Recently, protein carriers based on nanomaterials have been highlighted in diverse biological applications such as protein extraction, separation, and delivery due to their facile gravimetric sedimentation in the aqueous phase and abundant surface functionalities, which were used as anchoring sites for proteins. From this viewpoint, poly- (glycidyl methacrylate) nanofibers (PGMA NFs) can be an excellent candidate for protein support because PGMA NFs possess the activated epoxide functional groups on the surface. In addition, cured PGMA NFs (PGMA-NH2 NFs) reveal different surface functionalities such as primary amine groups. They can be linked with carboxylated proteins.
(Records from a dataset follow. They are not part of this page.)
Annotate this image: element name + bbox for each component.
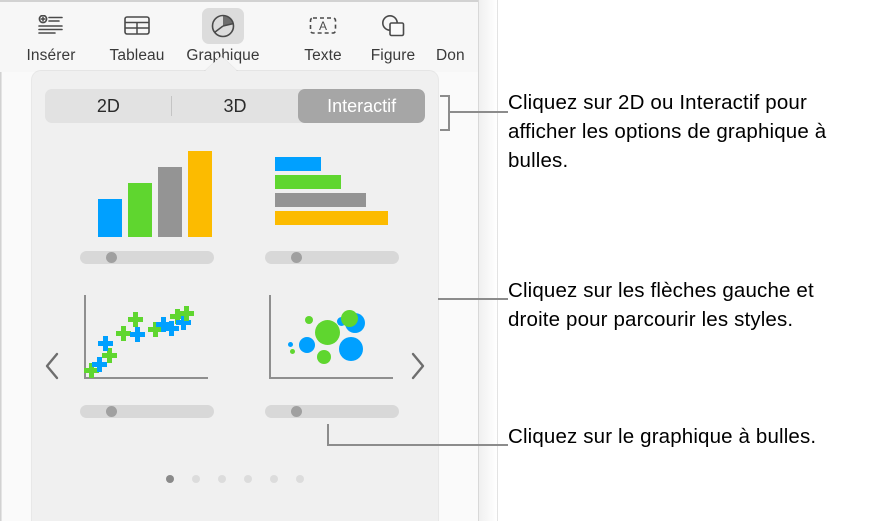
- bubble-green: [290, 349, 295, 354]
- callout-3-leader-horizontal: [327, 444, 508, 446]
- bar-gray: [275, 193, 366, 207]
- toolbar-item-label: Don: [436, 47, 465, 64]
- bar-blue: [98, 199, 122, 237]
- scatter-chart-preview: [72, 291, 222, 391]
- toolbar-item-texte[interactable]: A Texte: [284, 8, 362, 65]
- page-indicator-dots[interactable]: [32, 475, 438, 483]
- chart-thumbnail-column[interactable]: [72, 137, 222, 267]
- toolbar: Insérer Tableau Graphique A Texte Figure…: [0, 2, 478, 72]
- slider-knob[interactable]: [106, 252, 117, 263]
- chart-thumbnail-bar[interactable]: [257, 137, 407, 267]
- toolbar-item-figure[interactable]: Figure: [354, 8, 432, 65]
- x-axis: [84, 377, 208, 379]
- callout-1-leader: [450, 111, 508, 113]
- chart-dimension-segmented-control[interactable]: 2D 3D Interactif: [45, 89, 425, 123]
- segment-label: Interactif: [327, 95, 397, 116]
- x-axis: [269, 377, 393, 379]
- next-style-arrow[interactable]: [404, 349, 430, 383]
- toolbar-item-inserer[interactable]: Insérer: [12, 8, 90, 65]
- media-icon: [428, 8, 466, 44]
- chart-style-popover: 2D 3D Interactif: [32, 71, 438, 521]
- callout-text-1: Cliquez sur 2D ou Interactif pour affich…: [508, 91, 827, 172]
- text-box-icon: A: [302, 8, 344, 44]
- bar-amber: [188, 151, 212, 237]
- bar-blue: [275, 157, 321, 171]
- bar-chart-preview: [257, 137, 407, 237]
- chart-thumbnail-scatter[interactable]: [72, 291, 222, 421]
- callout-text-3: Cliquez sur le graphique à bulles.: [508, 425, 817, 448]
- toolbar-item-tableau[interactable]: Tableau: [98, 8, 176, 65]
- page-dot[interactable]: [166, 475, 174, 483]
- insert-icon: [30, 8, 72, 44]
- page-dot[interactable]: [192, 475, 200, 483]
- callout-text-2: Cliquez sur les flèches gauche et droite…: [508, 279, 814, 331]
- chart-preview-slider[interactable]: [80, 405, 214, 418]
- bar-green: [128, 183, 152, 237]
- scatter-marker: [128, 312, 143, 327]
- bar-amber: [275, 211, 388, 225]
- page-dot[interactable]: [244, 475, 252, 483]
- table-icon: [116, 8, 158, 44]
- scatter-marker: [116, 326, 131, 341]
- toolbar-item-label: Figure: [370, 47, 416, 64]
- slider-knob[interactable]: [106, 406, 117, 417]
- callout-2-leader: [438, 298, 508, 300]
- segment-3d[interactable]: 3D: [172, 89, 299, 123]
- y-axis: [269, 295, 271, 379]
- segment-2d[interactable]: 2D: [45, 89, 172, 123]
- bubble-blue: [299, 337, 315, 353]
- page-dot[interactable]: [218, 475, 226, 483]
- shapes-icon: [372, 8, 414, 44]
- chart-pie-icon: [202, 8, 244, 44]
- toolbar-item-label: Tableau: [109, 47, 165, 64]
- slider-knob[interactable]: [291, 252, 302, 263]
- bubble-green: [317, 350, 331, 364]
- column-chart-preview: [72, 137, 222, 237]
- bubble-green: [341, 310, 358, 327]
- chart-thumbnail-bubble[interactable]: [257, 291, 407, 421]
- page-dot[interactable]: [296, 475, 304, 483]
- page-dot[interactable]: [270, 475, 278, 483]
- callout-3-leader-vertical: [327, 424, 329, 446]
- toolbar-item-don[interactable]: Don: [428, 8, 478, 65]
- page-guide-line: [497, 0, 498, 521]
- chart-preview-slider[interactable]: [80, 251, 214, 264]
- scatter-marker: [179, 306, 194, 321]
- chart-preview-slider[interactable]: [265, 405, 399, 418]
- window-left-edge: [0, 0, 2, 521]
- popover-tail: [204, 56, 238, 72]
- segment-interactif[interactable]: Interactif: [298, 89, 425, 123]
- slider-knob[interactable]: [291, 406, 302, 417]
- callout-1-bracket: [440, 95, 450, 131]
- toolbar-item-label: Texte: [304, 47, 342, 64]
- previous-style-arrow[interactable]: [40, 349, 66, 383]
- bubble-blue: [288, 342, 293, 347]
- segment-label: 2D: [96, 95, 120, 116]
- screenshot-root: Insérer Tableau Graphique A Texte Figure…: [0, 0, 883, 521]
- scatter-marker: [98, 336, 113, 351]
- segment-label: 3D: [223, 95, 247, 116]
- app-window: Insérer Tableau Graphique A Texte Figure…: [0, 0, 479, 521]
- bar-green: [275, 175, 341, 189]
- toolbar-item-label: Insérer: [26, 47, 76, 64]
- window-right-shade: [479, 0, 497, 521]
- bubble-chart-preview: [257, 291, 407, 391]
- scatter-marker: [130, 327, 145, 342]
- bubble-blue: [339, 337, 363, 361]
- chart-preview-slider[interactable]: [265, 251, 399, 264]
- bar-gray: [158, 167, 182, 237]
- bubble-green: [305, 316, 313, 324]
- bubble-green: [315, 320, 340, 345]
- svg-text:A: A: [319, 19, 327, 33]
Ferritin and streptavidin were selected as models of the pristine and biolinker-mediated proteins in this experiment and immobilized onto PGMA NFs and aminated PGMA-NH2 NFs. The successful conjugations of ferritin and streptavidin were confirmed with transmission electron microscopy and fluorescein-isothiocyanatetagged molecules. Protein immobilization using the pristine and the cured PGMA NFs could be considered as an outstanding protocol for facile protein delivery.